Thirty-three high school students in Anne Arundel County were arrested yesterday on charges of distributing cocaine, hashish, LSD and other drugs in what county police called the biggest school drug raid in Anne Arundel history.
The seven-month undercover investigation of student drug dealers at three high schools, carried out in cooperation with county school officials, also led police to arrest 14 adults from communities near the schools in northern Anne Arundel, about 16 miles south of Baltimore.
Police said the arrests of the largely "middle- to upper-middle class kids" were part of an ongoing campaign to rid schools of drug dealers. They denied that the magnitude of the arrests indicates the county's schools have an unusually serious drug problem.
"The schools were complaining; we just try to keep a handle on it," said Anne Arundel police spokesman Richard Molloy. "We don't have any more of it than any other county--and we have less of it now."
The largest number of students, 17, were arrested at Meade Senior High School, a large, modern facility on the sprawling grounds of the Army's Fort Meade that takes pride in the large number of graduates it sends to prestigious service academies and private colleges. Awards for accomplishments by Meade students, particularly in the fine and performing arts, line the walls of the spacious school lobby.
Some accused students passed through that lobby about 8 a.m. yesterday after school officials called them to the principal's office. They were then questioned by police and taken to police headquarters in a yellow school bus.
Five students at Old Mill High School in Glen Burnie were also arrested about the same time along with three at Glen Burnie High School. Ten students from other schools in the county were also arrested on the grounds of the three schools.
All of the students were charged as juveniles with distribution of dangerous controlled substances, then released in the custody of their parents pending court appearances. They face expulsion from school, authorities said, and must attend drug counseling sessions with their parents before being readmitted.
Police investigators started work in July, officials said. Once school started, they began posing as teen-aged drug users. They frequented school parking lots and areas inside the schools where students gathered to smoke cigarettes, and made 23 separate purchases at the schools of marijuana, cocaine, hashish, LSD, Quaaludes and ersatz capsules resembling illicit drugs known as "look-alikes".
Yesterday, there were no students congregating in the parking lots after Meade's 1,900 students were dismissed. Students had learned of the arrests earlier from principal Kenneth P. Lawson, who announced it over the loudspeaker.
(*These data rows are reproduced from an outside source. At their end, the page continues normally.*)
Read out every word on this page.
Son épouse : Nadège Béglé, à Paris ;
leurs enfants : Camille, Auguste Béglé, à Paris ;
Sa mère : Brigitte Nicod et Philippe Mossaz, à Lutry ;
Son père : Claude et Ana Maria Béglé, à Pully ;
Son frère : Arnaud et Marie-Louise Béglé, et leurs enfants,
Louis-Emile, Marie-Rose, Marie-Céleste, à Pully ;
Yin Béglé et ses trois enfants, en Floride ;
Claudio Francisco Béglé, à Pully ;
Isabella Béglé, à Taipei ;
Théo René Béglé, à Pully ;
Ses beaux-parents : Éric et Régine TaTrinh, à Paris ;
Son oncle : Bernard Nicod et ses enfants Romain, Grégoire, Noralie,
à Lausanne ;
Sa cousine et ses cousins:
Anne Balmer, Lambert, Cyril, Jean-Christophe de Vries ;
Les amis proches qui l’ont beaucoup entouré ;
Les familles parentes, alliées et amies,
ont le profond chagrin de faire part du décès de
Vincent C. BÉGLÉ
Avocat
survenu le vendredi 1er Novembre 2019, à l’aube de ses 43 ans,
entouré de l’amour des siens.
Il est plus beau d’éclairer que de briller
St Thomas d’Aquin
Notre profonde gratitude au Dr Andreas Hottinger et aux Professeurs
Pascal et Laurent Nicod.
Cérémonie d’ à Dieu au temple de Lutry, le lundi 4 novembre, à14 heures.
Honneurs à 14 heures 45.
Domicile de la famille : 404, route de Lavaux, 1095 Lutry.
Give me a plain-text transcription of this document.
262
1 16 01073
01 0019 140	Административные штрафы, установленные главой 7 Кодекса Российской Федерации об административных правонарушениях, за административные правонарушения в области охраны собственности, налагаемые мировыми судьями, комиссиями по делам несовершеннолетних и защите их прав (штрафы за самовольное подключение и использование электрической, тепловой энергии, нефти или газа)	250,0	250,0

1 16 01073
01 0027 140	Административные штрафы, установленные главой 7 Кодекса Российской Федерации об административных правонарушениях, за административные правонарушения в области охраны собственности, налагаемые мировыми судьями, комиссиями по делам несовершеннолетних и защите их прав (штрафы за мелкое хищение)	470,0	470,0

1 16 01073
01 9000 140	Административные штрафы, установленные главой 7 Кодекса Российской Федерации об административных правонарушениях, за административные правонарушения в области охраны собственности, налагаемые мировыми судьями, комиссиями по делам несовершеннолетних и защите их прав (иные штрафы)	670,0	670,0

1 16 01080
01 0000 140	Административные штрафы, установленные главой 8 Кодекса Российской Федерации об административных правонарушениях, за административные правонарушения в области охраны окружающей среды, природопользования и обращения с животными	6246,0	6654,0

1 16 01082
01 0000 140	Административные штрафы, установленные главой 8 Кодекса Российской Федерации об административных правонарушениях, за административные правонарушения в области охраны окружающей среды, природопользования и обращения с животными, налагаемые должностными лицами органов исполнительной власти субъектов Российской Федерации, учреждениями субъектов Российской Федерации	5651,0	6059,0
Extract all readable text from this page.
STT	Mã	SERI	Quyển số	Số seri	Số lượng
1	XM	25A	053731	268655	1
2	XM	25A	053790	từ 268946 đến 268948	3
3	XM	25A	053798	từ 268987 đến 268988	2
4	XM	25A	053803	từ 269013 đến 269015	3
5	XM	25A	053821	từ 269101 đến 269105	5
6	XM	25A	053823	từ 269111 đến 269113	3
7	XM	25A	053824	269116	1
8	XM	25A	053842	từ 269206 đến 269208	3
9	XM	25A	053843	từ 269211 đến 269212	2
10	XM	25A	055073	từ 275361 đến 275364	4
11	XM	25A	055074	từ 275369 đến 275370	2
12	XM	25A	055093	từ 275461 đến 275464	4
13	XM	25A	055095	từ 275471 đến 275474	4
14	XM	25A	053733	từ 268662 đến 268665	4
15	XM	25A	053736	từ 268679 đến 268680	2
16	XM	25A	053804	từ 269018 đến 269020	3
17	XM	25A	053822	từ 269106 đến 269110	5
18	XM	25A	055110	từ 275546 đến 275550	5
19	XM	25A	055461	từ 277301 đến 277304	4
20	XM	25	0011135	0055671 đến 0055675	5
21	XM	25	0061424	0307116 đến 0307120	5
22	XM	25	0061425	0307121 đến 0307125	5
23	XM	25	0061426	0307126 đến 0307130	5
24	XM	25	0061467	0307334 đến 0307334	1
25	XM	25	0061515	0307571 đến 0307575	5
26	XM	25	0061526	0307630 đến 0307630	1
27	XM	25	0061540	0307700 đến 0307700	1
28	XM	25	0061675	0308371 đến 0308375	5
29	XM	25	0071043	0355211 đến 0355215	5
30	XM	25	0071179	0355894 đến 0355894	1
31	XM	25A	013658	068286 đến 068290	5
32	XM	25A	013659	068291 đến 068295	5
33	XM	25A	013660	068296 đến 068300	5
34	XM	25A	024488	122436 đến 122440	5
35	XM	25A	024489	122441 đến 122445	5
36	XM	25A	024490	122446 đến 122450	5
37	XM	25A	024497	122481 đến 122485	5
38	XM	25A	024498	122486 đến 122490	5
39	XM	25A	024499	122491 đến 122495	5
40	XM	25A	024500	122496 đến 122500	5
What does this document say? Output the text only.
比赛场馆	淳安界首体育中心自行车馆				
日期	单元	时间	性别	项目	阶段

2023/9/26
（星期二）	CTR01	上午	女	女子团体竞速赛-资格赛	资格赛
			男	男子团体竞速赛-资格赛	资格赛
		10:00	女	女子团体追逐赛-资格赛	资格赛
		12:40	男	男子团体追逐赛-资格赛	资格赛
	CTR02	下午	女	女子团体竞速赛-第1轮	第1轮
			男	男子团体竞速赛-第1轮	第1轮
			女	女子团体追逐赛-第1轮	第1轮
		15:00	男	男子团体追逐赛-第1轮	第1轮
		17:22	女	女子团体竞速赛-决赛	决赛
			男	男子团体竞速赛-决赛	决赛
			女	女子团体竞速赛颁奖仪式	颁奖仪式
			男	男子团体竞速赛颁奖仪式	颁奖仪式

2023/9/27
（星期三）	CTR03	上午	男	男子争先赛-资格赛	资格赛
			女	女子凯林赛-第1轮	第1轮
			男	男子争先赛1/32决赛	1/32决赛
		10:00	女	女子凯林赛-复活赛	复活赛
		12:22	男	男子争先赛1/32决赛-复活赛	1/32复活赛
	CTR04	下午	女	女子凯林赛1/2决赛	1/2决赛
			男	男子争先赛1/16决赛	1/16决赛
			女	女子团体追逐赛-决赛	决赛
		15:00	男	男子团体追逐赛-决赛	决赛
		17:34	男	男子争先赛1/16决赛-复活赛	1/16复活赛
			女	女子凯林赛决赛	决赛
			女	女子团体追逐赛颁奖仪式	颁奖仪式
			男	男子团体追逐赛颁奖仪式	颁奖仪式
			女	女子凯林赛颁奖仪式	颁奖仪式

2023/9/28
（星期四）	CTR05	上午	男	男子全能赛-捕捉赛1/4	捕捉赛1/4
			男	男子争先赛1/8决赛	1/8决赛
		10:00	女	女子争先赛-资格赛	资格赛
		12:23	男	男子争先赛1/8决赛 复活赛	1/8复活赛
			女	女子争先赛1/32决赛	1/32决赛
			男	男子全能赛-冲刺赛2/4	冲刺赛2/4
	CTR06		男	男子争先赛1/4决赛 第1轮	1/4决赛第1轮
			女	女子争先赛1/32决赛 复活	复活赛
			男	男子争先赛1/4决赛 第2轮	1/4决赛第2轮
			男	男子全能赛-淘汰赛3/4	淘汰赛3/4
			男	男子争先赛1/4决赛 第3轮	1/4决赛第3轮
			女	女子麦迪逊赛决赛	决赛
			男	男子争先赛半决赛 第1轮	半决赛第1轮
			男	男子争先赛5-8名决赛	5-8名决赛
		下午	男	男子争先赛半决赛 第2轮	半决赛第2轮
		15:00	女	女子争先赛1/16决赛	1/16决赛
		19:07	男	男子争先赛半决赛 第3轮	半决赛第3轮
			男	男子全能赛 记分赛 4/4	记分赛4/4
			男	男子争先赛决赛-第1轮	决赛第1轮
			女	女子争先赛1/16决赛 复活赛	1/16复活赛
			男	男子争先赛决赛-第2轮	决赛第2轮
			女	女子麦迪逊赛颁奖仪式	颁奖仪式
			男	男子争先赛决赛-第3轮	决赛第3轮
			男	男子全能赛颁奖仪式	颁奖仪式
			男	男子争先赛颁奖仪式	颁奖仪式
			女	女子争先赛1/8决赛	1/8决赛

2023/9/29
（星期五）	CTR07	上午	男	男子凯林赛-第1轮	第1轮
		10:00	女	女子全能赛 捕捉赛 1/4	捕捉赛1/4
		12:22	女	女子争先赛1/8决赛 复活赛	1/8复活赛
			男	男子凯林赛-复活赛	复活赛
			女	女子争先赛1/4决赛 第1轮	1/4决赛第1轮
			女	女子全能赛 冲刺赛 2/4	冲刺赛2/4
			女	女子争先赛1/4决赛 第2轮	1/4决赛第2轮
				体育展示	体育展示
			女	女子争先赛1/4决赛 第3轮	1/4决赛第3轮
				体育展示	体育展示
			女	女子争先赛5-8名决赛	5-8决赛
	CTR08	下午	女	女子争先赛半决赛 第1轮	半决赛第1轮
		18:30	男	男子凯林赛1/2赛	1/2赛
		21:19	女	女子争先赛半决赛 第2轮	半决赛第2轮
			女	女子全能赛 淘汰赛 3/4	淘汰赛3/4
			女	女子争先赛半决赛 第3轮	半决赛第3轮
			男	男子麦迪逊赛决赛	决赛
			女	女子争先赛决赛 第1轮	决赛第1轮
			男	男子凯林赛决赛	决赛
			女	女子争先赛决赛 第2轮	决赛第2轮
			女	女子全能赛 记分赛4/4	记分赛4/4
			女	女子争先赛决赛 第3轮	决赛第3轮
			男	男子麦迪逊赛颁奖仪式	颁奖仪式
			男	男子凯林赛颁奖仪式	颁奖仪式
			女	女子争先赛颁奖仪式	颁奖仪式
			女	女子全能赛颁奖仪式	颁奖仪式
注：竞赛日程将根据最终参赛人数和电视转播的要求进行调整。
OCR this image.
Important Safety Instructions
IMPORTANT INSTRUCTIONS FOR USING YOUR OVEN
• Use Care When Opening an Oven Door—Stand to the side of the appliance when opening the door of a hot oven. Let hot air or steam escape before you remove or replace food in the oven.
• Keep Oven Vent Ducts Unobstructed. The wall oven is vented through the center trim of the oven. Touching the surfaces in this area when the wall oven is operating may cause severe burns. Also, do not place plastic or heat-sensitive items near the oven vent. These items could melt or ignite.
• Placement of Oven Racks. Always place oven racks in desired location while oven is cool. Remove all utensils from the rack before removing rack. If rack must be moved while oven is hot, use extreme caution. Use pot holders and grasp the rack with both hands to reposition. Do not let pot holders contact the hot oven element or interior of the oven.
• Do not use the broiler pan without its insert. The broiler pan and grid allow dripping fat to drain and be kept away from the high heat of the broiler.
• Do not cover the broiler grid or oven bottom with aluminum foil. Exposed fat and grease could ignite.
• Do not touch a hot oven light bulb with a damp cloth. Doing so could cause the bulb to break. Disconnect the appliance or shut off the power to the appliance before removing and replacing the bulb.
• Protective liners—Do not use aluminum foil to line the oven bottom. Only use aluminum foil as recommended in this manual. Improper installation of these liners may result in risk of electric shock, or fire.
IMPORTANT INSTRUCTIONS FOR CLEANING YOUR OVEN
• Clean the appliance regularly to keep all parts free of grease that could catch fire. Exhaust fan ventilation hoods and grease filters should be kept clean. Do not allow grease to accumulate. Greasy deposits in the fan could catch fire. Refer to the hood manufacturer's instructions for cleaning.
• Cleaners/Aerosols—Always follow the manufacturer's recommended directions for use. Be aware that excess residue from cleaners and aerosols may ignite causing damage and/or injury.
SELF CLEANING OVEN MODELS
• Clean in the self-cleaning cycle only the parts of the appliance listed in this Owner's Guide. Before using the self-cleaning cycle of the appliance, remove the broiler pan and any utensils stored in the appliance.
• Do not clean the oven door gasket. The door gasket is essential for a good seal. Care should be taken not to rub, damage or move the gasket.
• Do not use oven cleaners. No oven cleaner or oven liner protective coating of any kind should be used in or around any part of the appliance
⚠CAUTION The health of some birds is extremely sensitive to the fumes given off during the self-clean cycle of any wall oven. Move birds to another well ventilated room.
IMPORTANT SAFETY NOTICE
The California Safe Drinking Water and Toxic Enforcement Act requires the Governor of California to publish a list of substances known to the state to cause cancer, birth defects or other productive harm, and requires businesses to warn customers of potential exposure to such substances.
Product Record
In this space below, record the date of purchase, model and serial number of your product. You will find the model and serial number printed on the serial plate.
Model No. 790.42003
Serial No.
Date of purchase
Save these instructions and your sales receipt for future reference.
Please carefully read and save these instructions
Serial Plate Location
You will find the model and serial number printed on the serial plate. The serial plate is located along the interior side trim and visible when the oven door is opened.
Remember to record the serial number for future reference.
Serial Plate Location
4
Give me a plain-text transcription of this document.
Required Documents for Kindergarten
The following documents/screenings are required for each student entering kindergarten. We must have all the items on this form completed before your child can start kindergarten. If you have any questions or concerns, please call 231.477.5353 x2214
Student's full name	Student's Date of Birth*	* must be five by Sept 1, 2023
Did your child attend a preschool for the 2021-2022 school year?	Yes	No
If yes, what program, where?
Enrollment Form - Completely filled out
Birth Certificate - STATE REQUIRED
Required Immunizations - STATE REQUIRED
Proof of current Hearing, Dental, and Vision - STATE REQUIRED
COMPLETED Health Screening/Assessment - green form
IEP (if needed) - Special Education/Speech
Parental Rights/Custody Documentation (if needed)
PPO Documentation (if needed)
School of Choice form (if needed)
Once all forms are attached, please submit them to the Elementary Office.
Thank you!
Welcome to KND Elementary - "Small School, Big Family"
Some students--particularly student government leaders--said they were shocked.
"I just never knew anything like this was going on," said student government President Beth Hastings, 17. Her vice president, Brian Powell, added, "This is just not typical of Meade Senior High School. We're one of the best high schools in the county."
But other students said there has been a drug problem at Meade for some time. One youth said he saw dozens of multicolored "robins eggs"--a variety of amphetamine--scattered in a stairwell yesterday as word of the arrests spread through the school.
Drugs were readily available to interested students and would probably remain so, said three students who asked that their names not be used.
Most of the students arrested, the three agreed, were "heads"--long-haired, unkempt students often dressed in Army jackets and combat boots. But a few were mild-mannered bookworms, known as "poindexters," and preppies ("the ones who dress in classy jeans," one student said).
Several students complained about the long surveillance and tough interrogation of suspected drug users by school personnel.
"They pulled me out of class today and searched me," said one 10th grader. "They checked my shoes, my socks, my ears--everywhere."
The student said that some of the dealers were "dumb" to become so trusting of police agents and predicted they would get smarter. A second student said there would be recriminations against suspected student informers.
But the majority of Meade students believe drugs have no place in the school, principal Lawson said.
"I was surprised at how many students came up to me today and said, 'Mr Lawson, what you did was right,' " he said.